Моя ярость была такой сильной, что я испугалась самой себя. Я топала в фойе с красной пеленой перед глазами, прохладной дверной ручки на ладони было не достаточно, чтобы разбудить меня. Я была удивлена, что она не растаяла у меня в руке.
И только когда пронизывающий полуночный ветерок прошелся по ткани моей одежды, ярость уступила место пониманию.
Я посмотрела на свою босую ногу и на поверхность, к которой она была прижата. Бетон. За дверью.
Я хотела передвинуть ее. Вырвать из опасного смертельного места и убежать в безопасное. Но по мере того, как все больше беспокойства и паники поднималось по моей лодыжке, я поняла, что для меня нет нигде безопасности.
Только обман.
Вранье.
Смерть?
Он лгал обо всем, так что, может быть, теперь, когда правда вырвалась наружу, эти часы, отсчитывающие удары моего сердца остановились.

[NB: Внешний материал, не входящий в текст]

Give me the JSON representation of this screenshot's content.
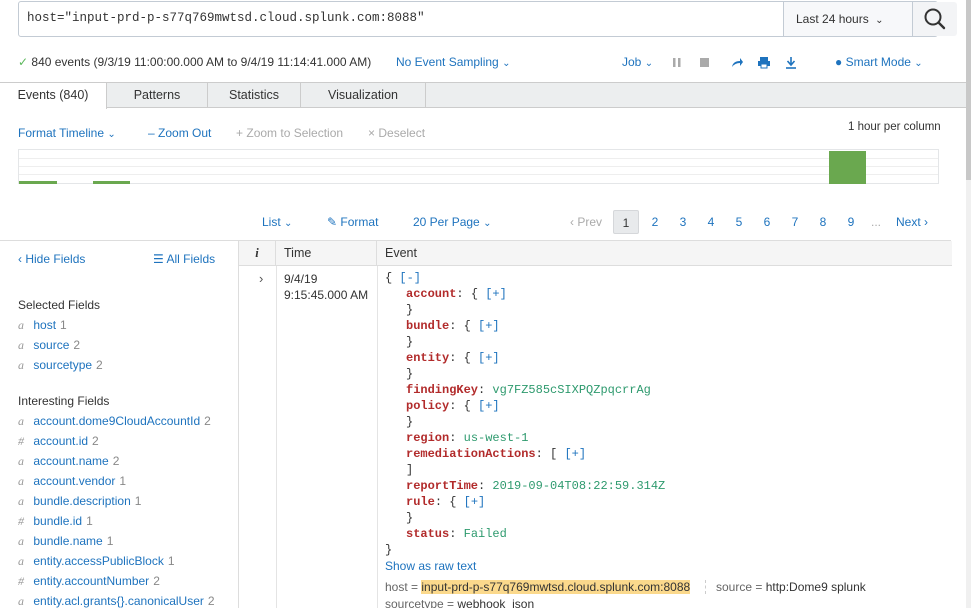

Было кое-что, о чем я Лукьяну раньше не рассказывала. О своей жизни после того, как я сломалась. Когда Кристофер счел мою бесплодную утробу и разорванную душу хорошо выполненной работой и бросил, чтобы я жила с этим.
Лукьян лишь знал, что произошло потом.
Он знал, что я изменила все в своей личности, похоронила женщину — если когда-то была ею — из прошлого и изолировала себя в ветхом фермерском доме посреди ничего. Он верил, что все это произошло, когда мне показали, что мир свободы так же удушлив, как клетка.
Я создала свою собственную клетку.
Он знал это.
Но чего он не знал, так это того, почему я не убежала сразу. Не ухватилась за свою новообретенную и окровавленную иллюзию свободы и не оставила все позади.
Нет, я вернулась к тому, с чего все началось.
У меня ничего не было. Только одежда в рюкзаке на спине и сумка с деньгами, которую мне сунул один из головорезов Кристофера, пока он сам сидел за своим столом, наблюдая за мной с самодовольством, граничащим со скукой.
— Считай, что это выходное пособие, — сказал он, постукивая по клавиатуре и почти не обращая внимания на жену и мать ребенка, которого он убил.
Я посмотрела на нож для вскрытия писем на столе, в нескольких дюймах от его запястья. Острый. Всегда острый. В этом доме все сделано для того, чтобы резать, ранить, убивать по команде.
Я думала броситься вперед и схватить оружие, вставить в его глазное яблоко и смотреть, как льется кровь.
Очевидно, меня сразу убьют. Скорее всего, я получу пулю в затылок, прежде чем увижу, как он умирает.
Смерть должна быть достаточной мотивацией. Я жаждала ее. Но я слишком труслива, чтобы искать ее сама.
«Просто сделай это», — уговаривал меня внутренний голос. «Отомсти за свою дочь. Ты у нее в долгу.»
Но я не двигалась. Потому что у меня не было другого выбора. Как бы сильно я ни хотела, чтобы кровь Кристофера была на моих руках, как бы сильно я ни хотела холодного и приятного облегчения могилы, я не хотела умирать от их рук. Я не позволю людям, которые контролировали мою жизнь, определять мою смерть.
Поэтому я молчала.
— Это великодушно, — продолжал он, едва взглянув вверх. Он чувствовал себя комфортно в своем положении, потому что знал, что я не представляю угрозы. — Просто не смог заказать гроб. Считай, тебе повезло.
Повезло.
Это слово запрыгало у меня в голове, с силой раскалывая мой череп.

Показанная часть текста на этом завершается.